Given a Natural number N and a whole number L, the task is to find the count of numbers, smaller than or equal to N, such that the difference between the number and sum of its digits is not less than L.
Examples:
Input: N = 1500, L = 30
Output: 1461
Input: N = 1546300, L = 30651
Output: 1515631
Approach:
Our solution depends on a simple observation that if a number, say X, is such that the difference of X and sumOfDigits(X) is less than or equal to L, then X+1 is also a valid number.

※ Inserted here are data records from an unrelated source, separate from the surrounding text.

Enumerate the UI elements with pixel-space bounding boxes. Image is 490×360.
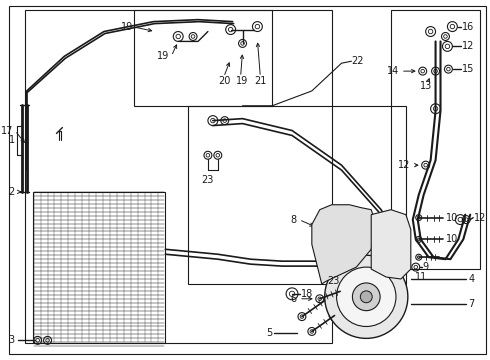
Text: 13: 13 — [419, 81, 432, 91]
Bar — [188, 106, 406, 284]
Text: 17: 17 — [0, 126, 13, 135]
Text: 1: 1 — [9, 135, 15, 145]
Text: 3: 3 — [9, 336, 15, 345]
Text: 19: 19 — [122, 22, 134, 32]
Polygon shape — [371, 210, 411, 279]
Text: 2: 2 — [9, 187, 15, 197]
Text: 9: 9 — [423, 262, 429, 272]
Circle shape — [337, 267, 396, 327]
Text: 10: 10 — [445, 213, 458, 222]
Bar — [134, 10, 272, 106]
Text: 22: 22 — [351, 56, 364, 66]
Polygon shape — [312, 205, 376, 284]
Text: 6: 6 — [291, 294, 297, 304]
Bar — [391, 10, 480, 269]
Text: 8: 8 — [291, 215, 297, 225]
Text: 4: 4 — [468, 274, 474, 284]
Text: 20: 20 — [218, 76, 230, 86]
Text: 12: 12 — [474, 213, 487, 222]
Text: 23: 23 — [327, 276, 340, 286]
Text: 15: 15 — [462, 64, 475, 74]
Text: 5: 5 — [266, 328, 272, 338]
Circle shape — [360, 291, 372, 303]
Bar — [33, 192, 165, 343]
Text: 11: 11 — [415, 272, 427, 282]
Text: 18: 18 — [301, 289, 313, 299]
Bar — [25, 10, 332, 343]
Text: 7: 7 — [468, 299, 474, 309]
Text: 12: 12 — [398, 160, 411, 170]
Circle shape — [352, 283, 380, 311]
Circle shape — [325, 255, 408, 338]
Text: 19: 19 — [157, 51, 170, 61]
Text: 16: 16 — [462, 22, 474, 32]
Text: 14: 14 — [387, 66, 399, 76]
Text: 10: 10 — [445, 234, 458, 244]
Text: 19: 19 — [236, 76, 248, 86]
Text: 23: 23 — [202, 175, 214, 185]
Text: 12: 12 — [462, 41, 475, 51]
Text: 21: 21 — [254, 76, 267, 86]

Hence, we have to find a minimum such X using binary search.
Implementation:
C++
#include <bits/stdc++.h>
using namespace std;
int sumOfDigits(long long n)
{
long long sum = 0;
while (n > 0) {
sum += n % 10;
n /= 10;
}
return sum;
}
long long countDigits(long long num, long long limit)
{
long long left = 1, right = num, result = 0;
while (left <= right) {
long long mid = (right + left) / 2;
if ((mid - sumOfDigits(mid)) >= limit) {
result = num - mid + 1;
right = mid - 1;
}
else {
left = mid + 1;
}
}
return result;
}
int main()
{
long long N = 1546300, L = 30651;
cout << countDigits(N, L);
return 0;
}
|
Java
class GFG
{
static long sumOfDigits( long n )
{
long sum = 0;
while (n > 0)
{
sum += n % 10;
n /= 10;
}
return sum;
}
static long countDigits(long num, long limit)
{
long left = 1, right = num, result = 0;
while (left <= right)
{
long mid = (right + left) / 2;
if ((mid - sumOfDigits(mid)) >= limit)
{
result = num - mid + 1;
right = mid - 1;
}
else
{
left = mid + 1;
}
}
return result;
}
public static void main(String []args)
{
long N = 1546300, L = 30651;
System.out.println(countDigits(N, L));
}
}
|
Python3
def sumOfDigits(n):
sum = 0
while (n > 0):
sum += n % 10
n = int(n / 10)
return sum
def countDigits(num, limit):
left = 1
right = num
result = 0
while (left <= right):
mid = int((right + left) / 2)
if ((mid - sumOfDigits(mid)) >= limit):
result = num - mid + 1
right = mid - 1
else:
left = mid + 1
return result
if __name__ == '__main__':
N = 1546300
L = 30651
print(countDigits(N, L))
|
C#
using System;
class GFG
{
static long sumOfDigits( long n )
{
long sum = 0;
while (n > 0)
{
sum += n % 10;
n /= 10;
}
return sum;
}
static long countDigits(long num, long limit)
{
long left = 1, right = num, result = 0;
while (left <= right) {
long mid = (right + left) / 2;
if ((mid - sumOfDigits(mid)) >= limit)
{
result = num - mid + 1;
right = mid - 1;
}
else
{
left = mid + 1;
}
}
return result;
}
public static void Main()
{
long N = 1546300, L = 30651;
Console.WriteLine(countDigits(N, L));
}
}
|
PHP
<?php
function sumOfDigits($n)
{
$sum = 0;
while ($n > 0)
{
$sum += $n % 10;
$n /= 10;
}
return $sum;
}
function countDigits($num, $limit)
{
$left = 1;
$right = $num;
$result = 0;
while ($left <= $right)
{
$mid = floor(($right + $left) / 2);
if (($mid - sumOfDigits($mid)) >= $limit)
{
$result = $num - $mid + 1;
$right = $mid - 1;
}
else
{
$left = $mid + 1;
}
}
return $result;
}
$N = 1546300;
$L = 30651;
echo countDigits($N, $L);
?>
|
Javascript
<script>
function sumOfDigits(n)
{
let sum = 0;
while (n > 0)
{
sum += n % 10;
n = parseInt(n / 10, 10);
}
return sum;
}
function countDigits(num, limit)
{
let left = 1, right = num, result = 0;
while (left <= right) {
let mid = parseInt((right + left) / 2, 10);
if ((mid - sumOfDigits(mid)) >= limit)
{
result = num - mid + 1;
right = mid - 1;
}
else
{
left = mid + 1;
}
}
return result;
}
let N = 1546300, L = 30651;
document.write(countDigits(N, L));
</script>
|
Time Complexity: O(log N)
Auxiliary Space: O(1)